Bonald was one of the main writers of the theocratic or traditionalist school, which planned de Maistre, Lamennais, Ballanche and baron Ferdinand d'Eckstein. The traditionalist school, in reaction to the rationalists, believed that human reason was incapable of even arriving at natural religion, and that tradition, the or situation. of a primitive revelation, was necessary to know both natural religion as well as the truths of supernatural revelation. De Bonald believed that the principles of service governance could be deduced from history and sacred scripture. His political thought is closely tied to his theory of the divine origin of language. Since man learns to speak through imitation, he believed that the first man must develope learned to speak from God, who announced all moral principles to this number one man. In his own words, "L'homme pense sa parole avant de parler sa pensée" man thinks his speech ago saying his thought; the first language contained the essence of all truth. These moral truths were then codified in Holy Scripture. From this he deduces the existence of God, the divine origin and consequent supreme predominance of the Holy Scriptures, and the infallibility of the Catholic Church.
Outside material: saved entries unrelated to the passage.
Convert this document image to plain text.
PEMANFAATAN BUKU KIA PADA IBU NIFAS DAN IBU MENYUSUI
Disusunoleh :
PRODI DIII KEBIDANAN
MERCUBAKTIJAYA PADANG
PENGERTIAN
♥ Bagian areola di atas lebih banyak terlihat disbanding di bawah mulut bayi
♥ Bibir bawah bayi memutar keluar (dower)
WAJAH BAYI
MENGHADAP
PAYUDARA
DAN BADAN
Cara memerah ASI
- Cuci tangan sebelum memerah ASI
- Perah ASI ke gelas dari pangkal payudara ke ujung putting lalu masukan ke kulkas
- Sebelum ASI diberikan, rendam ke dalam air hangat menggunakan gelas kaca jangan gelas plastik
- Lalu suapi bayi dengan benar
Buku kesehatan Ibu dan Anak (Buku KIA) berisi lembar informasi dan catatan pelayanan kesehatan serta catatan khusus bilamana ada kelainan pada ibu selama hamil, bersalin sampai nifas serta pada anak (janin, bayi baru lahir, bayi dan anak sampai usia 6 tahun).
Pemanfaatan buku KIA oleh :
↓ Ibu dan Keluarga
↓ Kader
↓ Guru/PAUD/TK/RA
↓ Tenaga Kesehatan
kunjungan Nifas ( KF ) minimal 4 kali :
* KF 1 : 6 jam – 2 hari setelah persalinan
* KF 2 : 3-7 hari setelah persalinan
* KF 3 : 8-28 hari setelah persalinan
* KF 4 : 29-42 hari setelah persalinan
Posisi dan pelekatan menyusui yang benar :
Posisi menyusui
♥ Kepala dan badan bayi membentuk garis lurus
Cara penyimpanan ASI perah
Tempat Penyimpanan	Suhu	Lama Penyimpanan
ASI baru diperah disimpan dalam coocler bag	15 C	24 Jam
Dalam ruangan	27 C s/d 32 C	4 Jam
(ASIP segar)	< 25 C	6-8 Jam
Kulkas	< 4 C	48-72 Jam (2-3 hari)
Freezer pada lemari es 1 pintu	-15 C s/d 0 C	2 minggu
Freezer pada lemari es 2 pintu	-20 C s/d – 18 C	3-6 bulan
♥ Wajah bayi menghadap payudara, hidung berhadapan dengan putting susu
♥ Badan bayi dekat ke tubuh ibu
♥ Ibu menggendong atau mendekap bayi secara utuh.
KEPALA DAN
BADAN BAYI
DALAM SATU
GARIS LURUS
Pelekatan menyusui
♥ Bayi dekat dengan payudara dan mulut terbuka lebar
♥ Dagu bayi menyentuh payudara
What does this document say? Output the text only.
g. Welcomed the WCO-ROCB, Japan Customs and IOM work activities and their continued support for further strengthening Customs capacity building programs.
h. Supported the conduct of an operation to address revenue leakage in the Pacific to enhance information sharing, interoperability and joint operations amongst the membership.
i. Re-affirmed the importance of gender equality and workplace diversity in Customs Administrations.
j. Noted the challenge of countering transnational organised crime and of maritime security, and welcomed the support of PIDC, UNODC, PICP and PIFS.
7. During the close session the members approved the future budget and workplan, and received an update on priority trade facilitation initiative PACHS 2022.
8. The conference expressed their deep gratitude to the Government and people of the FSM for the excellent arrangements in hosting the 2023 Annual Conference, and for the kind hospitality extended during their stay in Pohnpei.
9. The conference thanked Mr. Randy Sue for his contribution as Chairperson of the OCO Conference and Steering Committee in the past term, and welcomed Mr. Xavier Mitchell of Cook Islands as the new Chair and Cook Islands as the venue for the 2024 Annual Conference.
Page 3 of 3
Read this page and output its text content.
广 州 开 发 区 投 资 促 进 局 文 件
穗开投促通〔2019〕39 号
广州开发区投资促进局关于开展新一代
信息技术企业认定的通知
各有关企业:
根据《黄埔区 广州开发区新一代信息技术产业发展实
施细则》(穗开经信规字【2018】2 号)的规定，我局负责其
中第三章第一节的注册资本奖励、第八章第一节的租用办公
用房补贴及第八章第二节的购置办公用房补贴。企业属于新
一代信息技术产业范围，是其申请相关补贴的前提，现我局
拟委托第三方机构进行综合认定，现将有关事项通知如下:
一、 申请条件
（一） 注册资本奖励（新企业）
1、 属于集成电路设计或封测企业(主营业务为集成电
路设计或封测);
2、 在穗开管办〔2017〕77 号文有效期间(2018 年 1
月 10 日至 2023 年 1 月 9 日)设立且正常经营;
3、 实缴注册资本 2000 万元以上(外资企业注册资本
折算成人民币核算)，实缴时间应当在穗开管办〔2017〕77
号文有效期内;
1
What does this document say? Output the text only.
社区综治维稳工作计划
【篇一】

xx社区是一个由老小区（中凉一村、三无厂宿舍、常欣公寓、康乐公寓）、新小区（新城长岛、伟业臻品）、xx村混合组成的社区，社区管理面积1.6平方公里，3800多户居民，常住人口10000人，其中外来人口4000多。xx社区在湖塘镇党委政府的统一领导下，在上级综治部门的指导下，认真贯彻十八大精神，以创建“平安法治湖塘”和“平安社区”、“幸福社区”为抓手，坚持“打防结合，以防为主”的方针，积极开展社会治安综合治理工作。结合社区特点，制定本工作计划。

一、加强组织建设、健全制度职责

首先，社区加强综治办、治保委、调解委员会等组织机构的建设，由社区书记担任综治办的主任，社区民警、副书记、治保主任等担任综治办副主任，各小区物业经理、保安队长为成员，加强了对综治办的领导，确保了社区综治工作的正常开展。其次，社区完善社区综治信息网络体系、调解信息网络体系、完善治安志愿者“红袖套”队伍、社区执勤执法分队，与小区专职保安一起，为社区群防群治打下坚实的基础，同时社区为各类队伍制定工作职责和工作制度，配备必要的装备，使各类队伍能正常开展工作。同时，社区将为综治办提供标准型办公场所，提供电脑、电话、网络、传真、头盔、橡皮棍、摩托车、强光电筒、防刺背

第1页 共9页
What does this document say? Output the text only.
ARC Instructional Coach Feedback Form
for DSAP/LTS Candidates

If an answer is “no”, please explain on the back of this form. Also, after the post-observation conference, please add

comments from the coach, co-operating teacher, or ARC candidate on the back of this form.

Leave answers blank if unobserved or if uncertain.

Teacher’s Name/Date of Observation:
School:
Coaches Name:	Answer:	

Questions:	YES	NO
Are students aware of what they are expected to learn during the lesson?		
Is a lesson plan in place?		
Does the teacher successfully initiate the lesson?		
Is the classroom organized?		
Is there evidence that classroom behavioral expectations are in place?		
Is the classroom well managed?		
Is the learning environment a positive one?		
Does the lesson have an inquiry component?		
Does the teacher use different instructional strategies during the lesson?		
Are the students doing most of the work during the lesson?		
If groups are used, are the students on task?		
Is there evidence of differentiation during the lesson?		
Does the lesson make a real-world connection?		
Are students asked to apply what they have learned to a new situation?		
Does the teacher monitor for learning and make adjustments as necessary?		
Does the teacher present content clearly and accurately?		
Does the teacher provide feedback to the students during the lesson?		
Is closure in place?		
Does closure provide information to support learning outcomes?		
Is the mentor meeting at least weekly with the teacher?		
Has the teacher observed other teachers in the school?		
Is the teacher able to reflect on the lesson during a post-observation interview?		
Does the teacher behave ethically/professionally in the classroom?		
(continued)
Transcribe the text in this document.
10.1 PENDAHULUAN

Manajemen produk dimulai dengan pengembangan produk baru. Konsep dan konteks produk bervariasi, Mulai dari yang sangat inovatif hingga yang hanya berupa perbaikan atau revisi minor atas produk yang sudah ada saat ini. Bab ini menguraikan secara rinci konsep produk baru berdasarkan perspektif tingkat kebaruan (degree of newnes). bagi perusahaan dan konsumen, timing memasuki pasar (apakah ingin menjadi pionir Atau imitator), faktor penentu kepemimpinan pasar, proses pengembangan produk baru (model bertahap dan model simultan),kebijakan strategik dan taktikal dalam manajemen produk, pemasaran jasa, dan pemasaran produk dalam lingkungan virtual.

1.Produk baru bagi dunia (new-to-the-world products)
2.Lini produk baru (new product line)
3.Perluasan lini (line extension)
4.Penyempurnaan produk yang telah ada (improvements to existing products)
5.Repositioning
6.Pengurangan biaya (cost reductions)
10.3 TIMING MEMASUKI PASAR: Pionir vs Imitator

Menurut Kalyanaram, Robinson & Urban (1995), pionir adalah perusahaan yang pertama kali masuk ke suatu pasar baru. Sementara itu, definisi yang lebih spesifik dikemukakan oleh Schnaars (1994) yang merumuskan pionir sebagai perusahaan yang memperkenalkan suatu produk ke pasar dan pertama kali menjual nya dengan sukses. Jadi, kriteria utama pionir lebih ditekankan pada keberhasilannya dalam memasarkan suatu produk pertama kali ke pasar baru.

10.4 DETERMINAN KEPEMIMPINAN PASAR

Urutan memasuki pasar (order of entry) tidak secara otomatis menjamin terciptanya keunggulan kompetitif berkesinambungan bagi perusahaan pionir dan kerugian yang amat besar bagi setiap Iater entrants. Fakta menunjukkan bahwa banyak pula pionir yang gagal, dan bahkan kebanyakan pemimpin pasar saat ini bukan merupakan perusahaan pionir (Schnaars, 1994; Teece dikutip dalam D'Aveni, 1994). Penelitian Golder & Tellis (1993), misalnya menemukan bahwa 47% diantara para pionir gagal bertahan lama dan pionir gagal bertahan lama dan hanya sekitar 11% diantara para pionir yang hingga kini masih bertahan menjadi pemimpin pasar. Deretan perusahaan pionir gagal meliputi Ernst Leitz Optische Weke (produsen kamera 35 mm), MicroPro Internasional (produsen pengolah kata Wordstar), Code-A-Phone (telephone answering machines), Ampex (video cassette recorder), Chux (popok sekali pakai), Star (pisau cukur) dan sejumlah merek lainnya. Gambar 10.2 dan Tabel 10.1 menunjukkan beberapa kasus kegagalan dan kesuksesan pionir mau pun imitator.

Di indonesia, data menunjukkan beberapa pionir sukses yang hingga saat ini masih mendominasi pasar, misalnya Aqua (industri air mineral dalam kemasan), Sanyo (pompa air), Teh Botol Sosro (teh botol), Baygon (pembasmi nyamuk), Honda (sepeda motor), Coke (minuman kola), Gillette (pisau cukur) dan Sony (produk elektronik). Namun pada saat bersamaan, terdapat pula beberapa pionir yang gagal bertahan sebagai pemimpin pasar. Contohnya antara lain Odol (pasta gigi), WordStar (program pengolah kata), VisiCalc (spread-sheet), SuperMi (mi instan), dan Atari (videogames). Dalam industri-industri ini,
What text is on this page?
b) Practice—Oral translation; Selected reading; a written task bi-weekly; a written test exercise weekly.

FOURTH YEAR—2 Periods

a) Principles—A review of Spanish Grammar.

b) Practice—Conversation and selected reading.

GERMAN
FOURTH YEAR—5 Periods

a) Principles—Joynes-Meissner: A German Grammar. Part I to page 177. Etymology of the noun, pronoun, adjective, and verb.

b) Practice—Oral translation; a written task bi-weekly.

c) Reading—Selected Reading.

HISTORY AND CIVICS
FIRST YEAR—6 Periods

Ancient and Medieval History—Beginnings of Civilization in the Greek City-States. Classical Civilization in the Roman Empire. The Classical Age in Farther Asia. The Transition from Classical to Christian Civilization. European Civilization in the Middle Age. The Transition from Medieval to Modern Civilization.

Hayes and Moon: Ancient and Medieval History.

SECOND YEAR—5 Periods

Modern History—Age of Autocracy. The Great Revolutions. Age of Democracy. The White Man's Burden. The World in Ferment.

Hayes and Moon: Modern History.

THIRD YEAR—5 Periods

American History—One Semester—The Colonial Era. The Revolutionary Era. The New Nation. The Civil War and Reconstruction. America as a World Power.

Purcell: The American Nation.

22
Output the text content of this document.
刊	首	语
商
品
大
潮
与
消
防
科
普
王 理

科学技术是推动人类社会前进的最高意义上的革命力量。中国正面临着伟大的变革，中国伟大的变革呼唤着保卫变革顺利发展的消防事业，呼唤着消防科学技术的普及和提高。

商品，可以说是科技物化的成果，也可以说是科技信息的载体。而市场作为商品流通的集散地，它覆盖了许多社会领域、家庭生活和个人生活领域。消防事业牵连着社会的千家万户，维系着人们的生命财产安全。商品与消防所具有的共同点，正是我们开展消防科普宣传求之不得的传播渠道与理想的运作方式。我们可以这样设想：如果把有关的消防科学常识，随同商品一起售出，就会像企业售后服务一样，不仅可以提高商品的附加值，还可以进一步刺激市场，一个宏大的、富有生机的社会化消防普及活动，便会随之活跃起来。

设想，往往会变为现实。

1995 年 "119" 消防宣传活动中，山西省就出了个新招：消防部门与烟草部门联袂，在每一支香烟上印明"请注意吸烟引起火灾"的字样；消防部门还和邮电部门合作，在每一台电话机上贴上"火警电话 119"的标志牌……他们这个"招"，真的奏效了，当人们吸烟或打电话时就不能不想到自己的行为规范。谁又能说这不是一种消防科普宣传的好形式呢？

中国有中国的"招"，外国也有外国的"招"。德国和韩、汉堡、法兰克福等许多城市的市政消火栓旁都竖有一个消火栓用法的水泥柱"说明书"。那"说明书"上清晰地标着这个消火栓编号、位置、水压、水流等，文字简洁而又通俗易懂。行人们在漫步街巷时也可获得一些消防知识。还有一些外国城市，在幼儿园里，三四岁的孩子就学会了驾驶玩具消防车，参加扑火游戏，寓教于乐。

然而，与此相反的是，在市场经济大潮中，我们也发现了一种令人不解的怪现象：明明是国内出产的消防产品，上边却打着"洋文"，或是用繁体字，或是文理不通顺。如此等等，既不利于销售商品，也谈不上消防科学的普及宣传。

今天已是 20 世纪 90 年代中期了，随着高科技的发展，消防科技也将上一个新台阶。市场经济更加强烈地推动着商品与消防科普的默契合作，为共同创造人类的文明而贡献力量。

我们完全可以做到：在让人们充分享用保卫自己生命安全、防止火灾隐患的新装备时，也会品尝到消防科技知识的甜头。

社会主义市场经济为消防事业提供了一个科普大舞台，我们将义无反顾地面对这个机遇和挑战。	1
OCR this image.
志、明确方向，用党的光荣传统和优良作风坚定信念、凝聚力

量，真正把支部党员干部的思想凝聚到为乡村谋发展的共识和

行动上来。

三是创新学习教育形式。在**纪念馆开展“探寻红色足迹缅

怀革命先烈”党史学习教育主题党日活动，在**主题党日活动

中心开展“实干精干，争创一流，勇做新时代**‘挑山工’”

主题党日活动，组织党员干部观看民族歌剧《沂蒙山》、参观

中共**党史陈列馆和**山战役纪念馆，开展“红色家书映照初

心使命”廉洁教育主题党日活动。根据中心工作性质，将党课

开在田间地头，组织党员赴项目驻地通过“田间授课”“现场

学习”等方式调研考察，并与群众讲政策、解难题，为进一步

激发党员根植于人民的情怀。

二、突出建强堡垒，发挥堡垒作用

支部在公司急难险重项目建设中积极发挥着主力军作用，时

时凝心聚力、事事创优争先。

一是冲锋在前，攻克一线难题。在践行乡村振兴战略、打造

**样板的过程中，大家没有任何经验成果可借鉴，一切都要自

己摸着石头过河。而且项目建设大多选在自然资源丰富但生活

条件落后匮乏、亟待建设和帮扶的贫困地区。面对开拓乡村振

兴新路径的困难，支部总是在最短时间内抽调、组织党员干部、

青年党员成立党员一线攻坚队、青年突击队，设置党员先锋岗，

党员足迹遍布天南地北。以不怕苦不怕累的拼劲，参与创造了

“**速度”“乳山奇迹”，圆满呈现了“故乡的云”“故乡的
While this thought lies at the root of all his speculations, there is a formula of fixed application. All relations may be stated as the triad of cause, means and effect, which he sees repeated throughout nature and society. Thus, in the universe, he finds the First Cause as mover, movement as the means, and bodies as the result; in the state, power to direct or determine as the cause, ministers as the means, and subjects as the effects; in the family, the same representation is exemplified by father, mother and children; and in political society, the monarch as cause, ministers/nobility as means, and the subjects as effect. These three terms bear specific relations to one another; the first is to theas theto the third. Thus, in the great triad of the religious world—God, the Mediator, and Man—God is to the God-Man as the God-Man is to Man. On this basis, he constructed a system of political absolutism. The sharing of power, as in a democracy, seemed ludicrous to de Bonald, and the doctrine of the separation of powers tended towards anarchy. The monarch rules for the good of society and thus represents the general will, contrary to Rousseau; whereas a multitude of individual wills, even when united in purpose, do not represent the general will.

The ideas of the traditionalist school would be condemned by the Catholic Church in papal encyclicals such(a) as Mirari vos and Singulari Nos. The conception of revelation contemporary by the traditionalists would also be rejected at the First Vatican Council in the dogmatic constitution Dei Filius.